Earlier this year, the U.S. government argued on the side of victims of human rights abuses at the U.S. Supreme Court. In Kiobel v. Royal Dutch Petroleum (Shell), the government argued that corporations should not be exempt from responsibility for committing human rights abuses. But when the Supreme Court ordered a rehearing in the case, and asked whether human rights lawsuits could be brought when the abuses happened outside the U.S., we wondered whether the Obama administration would continue to side with the victims.

Today, the government submitted its brief (below) – and it’s on the wrong side. I have rarely been so disappointed in my government.

In this case, which involves victims of crimes against humanity in Nigeria who allege that Shell was complicit in the violent suppression of a nonviolent movement, the Obama administration argues that courts should not allow the human rights claims to proceed. The administration doesn’t urge a blanket rule against all cases arising in foreign countries, but it does argue that in a case like Kiobel, where the defendant is a foreign company doing business in the U.S., and where the abuses were committed by government forces within their own territory, the courts should deny the victims justice.
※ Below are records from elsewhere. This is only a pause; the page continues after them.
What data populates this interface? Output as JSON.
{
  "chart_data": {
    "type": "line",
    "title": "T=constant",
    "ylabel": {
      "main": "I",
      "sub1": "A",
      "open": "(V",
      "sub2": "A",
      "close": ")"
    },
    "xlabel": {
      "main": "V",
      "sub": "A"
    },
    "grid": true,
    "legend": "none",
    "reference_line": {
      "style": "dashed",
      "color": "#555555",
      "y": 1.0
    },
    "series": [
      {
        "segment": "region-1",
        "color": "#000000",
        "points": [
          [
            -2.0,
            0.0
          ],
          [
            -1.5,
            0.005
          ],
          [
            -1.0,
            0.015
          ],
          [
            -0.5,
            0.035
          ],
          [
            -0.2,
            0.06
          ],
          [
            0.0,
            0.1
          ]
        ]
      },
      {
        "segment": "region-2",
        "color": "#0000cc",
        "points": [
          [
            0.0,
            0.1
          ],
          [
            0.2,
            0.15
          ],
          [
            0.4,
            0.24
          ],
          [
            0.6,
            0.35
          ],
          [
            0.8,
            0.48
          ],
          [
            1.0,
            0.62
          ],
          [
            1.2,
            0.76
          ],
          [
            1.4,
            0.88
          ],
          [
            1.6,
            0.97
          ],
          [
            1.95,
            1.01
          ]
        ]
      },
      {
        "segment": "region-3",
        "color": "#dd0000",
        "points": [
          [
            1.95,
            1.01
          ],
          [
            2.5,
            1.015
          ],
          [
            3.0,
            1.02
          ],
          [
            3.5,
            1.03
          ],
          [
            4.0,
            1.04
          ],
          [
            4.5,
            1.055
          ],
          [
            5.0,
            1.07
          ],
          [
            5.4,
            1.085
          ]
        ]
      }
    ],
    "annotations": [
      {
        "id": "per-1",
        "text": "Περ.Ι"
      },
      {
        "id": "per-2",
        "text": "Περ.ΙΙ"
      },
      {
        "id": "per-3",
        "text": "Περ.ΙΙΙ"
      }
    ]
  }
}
This position undoubtedly provoked severe controversy within the administration. How do we know? Some of the government’s lawyers appear to have refused to sign the brief. Last time, the government’s brief was signed by lawyers in the Department of Justice as well as the State Department and the Commerce Department. This time, only the Justice Department is on the brief. Notably, Harold Koh, the top lawyer in the State Department and a longtime human rights advocate, did not put his name to the brief.

Why is Obama’s position wrong? Several reasons. First, the government acknowledges that ordinary lawsuits, involving things like dangerous retail products or fraud, could be brought in U.S. courts by foreigners against any company doing business in the U.S. It urges the Supreme Court to adopt a different rule for the most egregious human rights abuses, arguing that those victims, unlike victims of everyday wrongs, should be denied access to U.S. courts.

Second, the administration also admits that the rules might be different if a U.S. company like Chevron, rather than a foreign company like Shell, were sued. This puts U.S. corporations at a special disadvantage, allowing foreign companies the privilege and benefits of doing business in the U.S. without facing any scrutiny for their human rights violations, while U.S. companies are subject to greater accountability.

This is a sad day for the Obama adminstration’s human rights policy. The government’s position takes a 19th-Century view of international law, basically arguing that governments don’t have any business meddling in what other nations do to their own citizens. That’s ridiculous, and it completely ignores the entire post-World-War-II body of international human rights law. It’s also at odds with U.S. foreign policy, which frequently criticizes other nations – and even authorizes hostile action – based on their treatment of their own citizens.

Essentially, Obama is saying that if a foreign government abuses human rights, we can bomb them, like we did with Libya. But we can’t hold anyone accountable in court, because that would threaten international relations.